PwC leads completion of groundbreaking Clara transaction

  • Press Release
  • 12 Dec 2024

As part of a landmark pensions transaction, PwC has advised Wates Group, a family-owned development, building and property maintenance business, in the transfer of its defined benefit members to Clara, a pensions superfund. 

The move to Clara, a member-first consolidator for defined benefit pension schemes, safeguards benefits and increases the long-term security for members.

The PwC team were advisers to the Wates Group and the lead transaction advisers on the project. PwC led on the commercial discussions with Clara, working collaboratively with the Wates Pension Fund trustee and its advisers to deliver the transaction.
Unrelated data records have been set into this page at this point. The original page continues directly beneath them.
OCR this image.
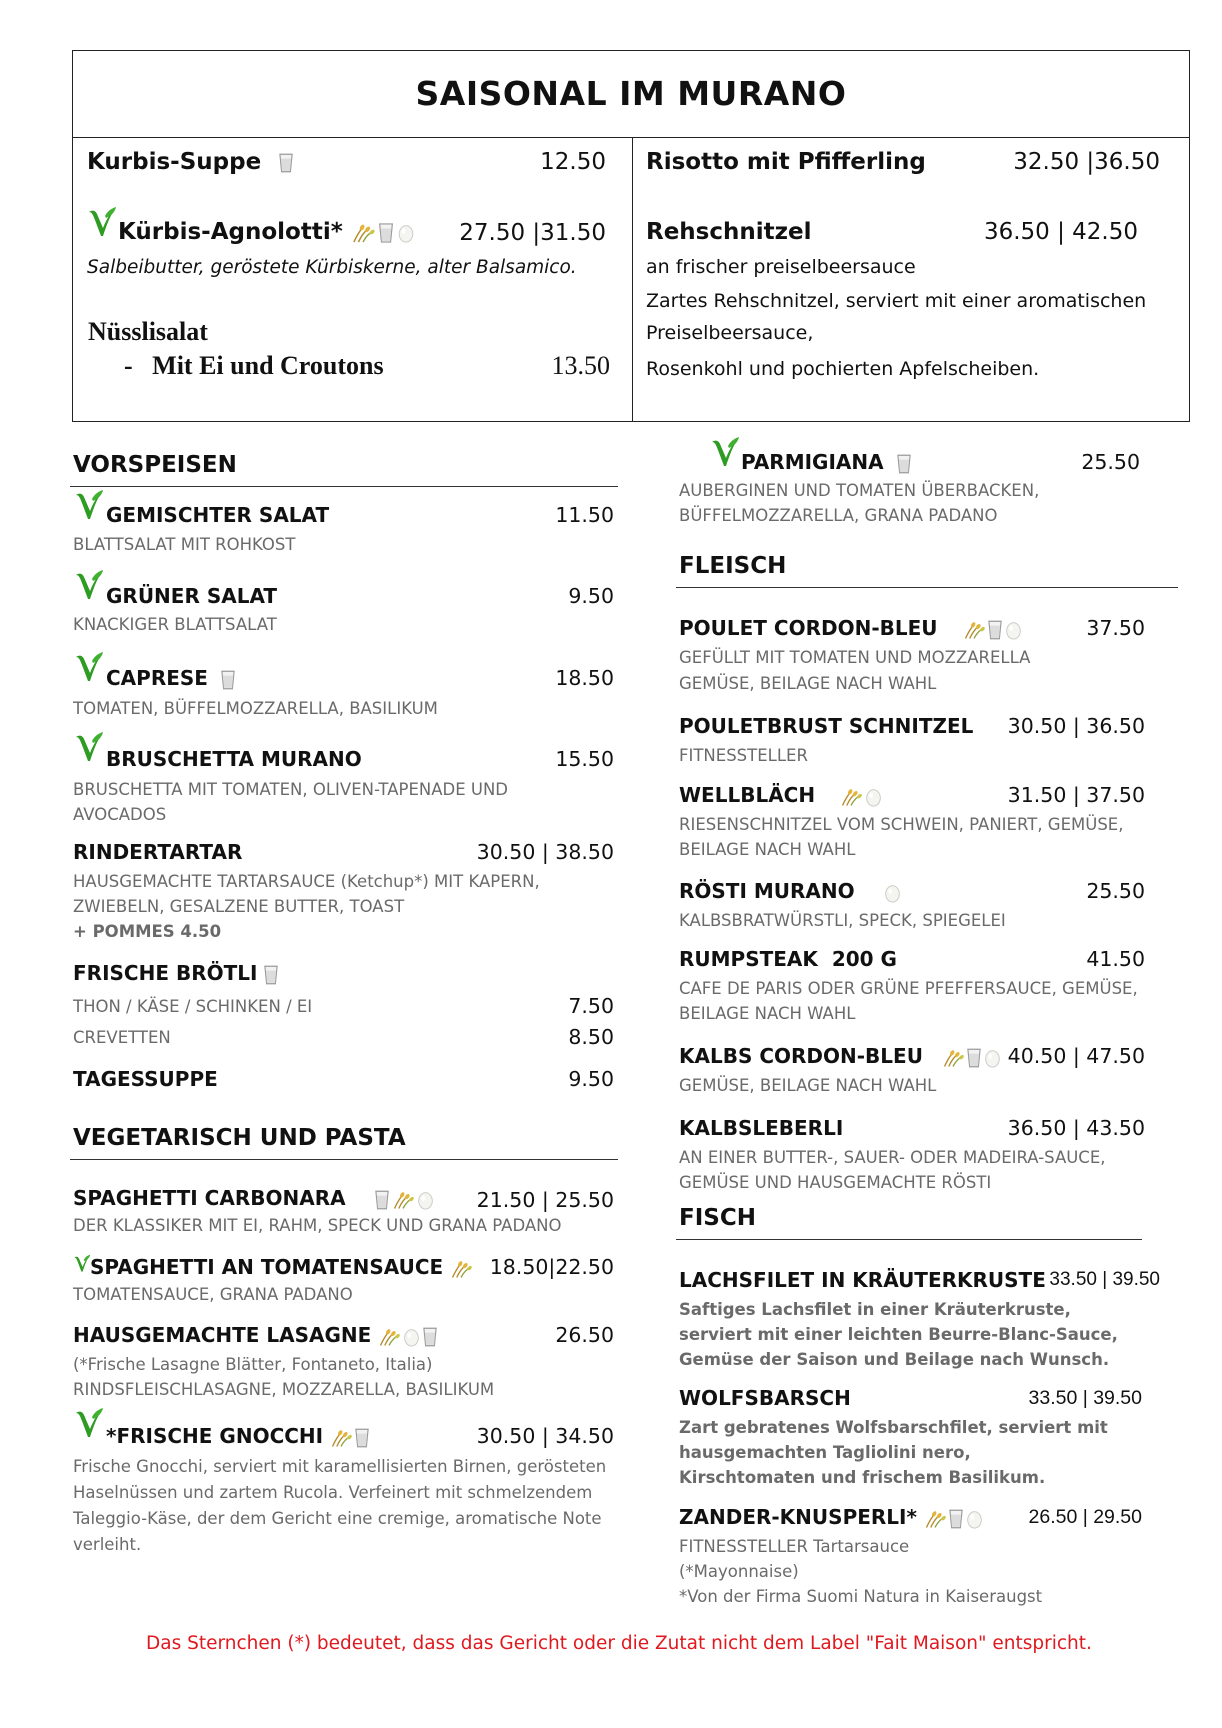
SAISONAL IM MURANO
Kurbis-Suppe	12.50
Kürbis-Agnolotti*	27.50 |31.50
Salbeibutter, geröstete Kürbiskerne, alter Balsamico.
Nüsslisalat
-   Mit Ei und Croutons	13.50
Risotto mit Pfifferling	32.50 |36.50
Rehschnitzel	36.50 | 42.50
an frischer preiselbeersauce
Zartes Rehschnitzel, serviert mit einer aromatischen
Preiselbeersauce,
Rosenkohl und pochierten Apfelscheiben.
VORSPEISEN
GEMISCHTER SALAT	11.50
BLATTSALAT MIT ROHKOST
GRÜNER SALAT	9.50
KNACKIGER BLATTSALAT
CAPRESE	18.50
TOMATEN, BÜFFELMOZZARELLA, BASILIKUM
BRUSCHETTA MURANO	15.50
BRUSCHETTA MIT TOMATEN, OLIVEN-TAPENADE UND
AVOCADOS
RINDERTARTAR	30.50 | 38.50
HAUSGEMACHTE TARTARSAUCE (Ketchup*) MIT KAPERN,
ZWIEBELN, GESALZENE BUTTER, TOAST
+ POMMES 4.50
FRISCHE BRÖTLI
THON / KÄSE / SCHINKEN / EI	7.50
CREVETTEN	8.50
TAGESSUPPE	9.50
VEGETARISCH UND PASTA
SPAGHETTI CARBONARA	21.50 | 25.50
DER KLASSIKER MIT EI, RAHM, SPECK UND GRANA PADANO
SPAGHETTI AN TOMATENSAUCE	18.50|22.50
TOMATENSAUCE, GRANA PADANO
HAUSGEMACHTE LASAGNE	26.50
(*Frische Lasagne Blätter, Fontaneto, Italia)
RINDSFLEISCHLASAGNE, MOZZARELLA, BASILIKUM
*FRISCHE GNOCCHI	30.50 | 34.50
Frische Gnocchi, serviert mit karamellisierten Birnen, gerösteten
Haselnüssen und zartem Rucola. Verfeinert mit schmelzendem
Taleggio-Käse, der dem Gericht eine cremige, aromatische Note
verleiht.
PARMIGIANA	25.50
AUBERGINEN UND TOMATEN ÜBERBACKEN,
BÜFFELMOZZARELLA, GRANA PADANO
FLEISCH
POULET CORDON-BLEU	37.50
GEFÜLLT MIT TOMATEN UND MOZZARELLA
GEMÜSE, BEILAGE NACH WAHL
POULETBRUST SCHNITZEL	30.50 | 36.50
FITNESSTELLER
WELLBLÄCH	31.50 | 37.50
RIESENSCHNITZEL VOM SCHWEIN, PANIERT, GEMÜSE,
BEILAGE NACH WAHL
RÖSTI MURANO	25.50
KALBSBRATWÜRSTLI, SPECK, SPIEGELEI
RUMPSTEAK  200 G	41.50
CAFE DE PARIS ODER GRÜNE PFEFFERSAUCE, GEMÜSE,
BEILAGE NACH WAHL
KALBS CORDON-BLEU	40.50 | 47.50
GEMÜSE, BEILAGE NACH WAHL
KALBSLEBERLI	36.50 | 43.50
AN EINER BUTTER-, SAUER- ODER MADEIRA-SAUCE,
GEMÜSE UND HAUSGEMACHTE RÖSTI
FISCH
LACHSFILET IN KRÄUTERKRUSTE 33.50 | 39.50
Saftiges Lachsfilet in einer Kräuterkruste,
serviert mit einer leichten Beurre-Blanc-Sauce,
Gemüse der Saison und Beilage nach Wunsch.
WOLFSBARSCH	33.50 | 39.50
Zart gebratenes Wolfsbarschfilet, serviert mit
hausgemachten Tagliolini nero,
Kirschtomaten und frischem Basilikum.
ZANDER-KNUSPERLI*	26.50 | 29.50
FITNESSTELLER Tartarsauce
(*Mayonnaise)
*Von der Firma Suomi Natura in Kaiseraugst
Das Sternchen (*) bedeutet, dass das Gericht oder die Zutat nicht dem Label "Fait Maison" entspricht.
In doing so PwC drew upon the breadth of its skill sets, including actuarial, covenant, investment, risk transfer, tax and accounting.

Clara is designed to offer members safer pensions. Clara takes on the pension benefits payable under defined benefit pension schemes then works towards further securing those pension benefits with an insurance company in, on average, five to ten years.

To deliver the best outcomes for the 1,500 members required a significant investment from the Wates Group of around £19m plus additional capital from Clara, close collaboration between the Wates Group and Trustee of the Wates Pension Fund, and thorough engagement with the Pensions Regulator to achieve clearance for the transaction. 

Amy Hemmett, head of superfunds at PwC UK, said:

“Clara’s ability to deliver safer pensions for members was proven by its first two transactions, but importantly this is the first transaction with an ongoing sponsor, albeit operating in a challenging market landscape. The outcome for members has been demonstrated to be meaningfully improved by the transfer to Clara, via detailed testing of the transaction.

“This will bring the role of superfunds into new focus for a wider scope of trustees and corporates alike, who are aiming to achieve the best outcomes for their members but are not yet ready for an insurance buy-out. We anticipate that this transaction, and the demand for innovation in end-game solutions for pension schemes, will continue to drive the superfund market, including potential interest from other providers.”

Matthew Cooper, head of pension risk transfer at PwC UK, added:

“This transaction paves the way for corporates and trustees to think more broadly when it comes to the options available to improve member outcomes. Transferring risk to a third party through insurance buy-in/buy-out transactions has long been used to improve member security. 

Insurance will continue to be the right route for many schemes; however PwC analysis suggests there could be more than 200 schemes with around £150 bn of assets who could benefit from a transaction with a DB superfund like Clara. The validation of the DB superfund concept that this transaction represents could drive significant growth in this offering.”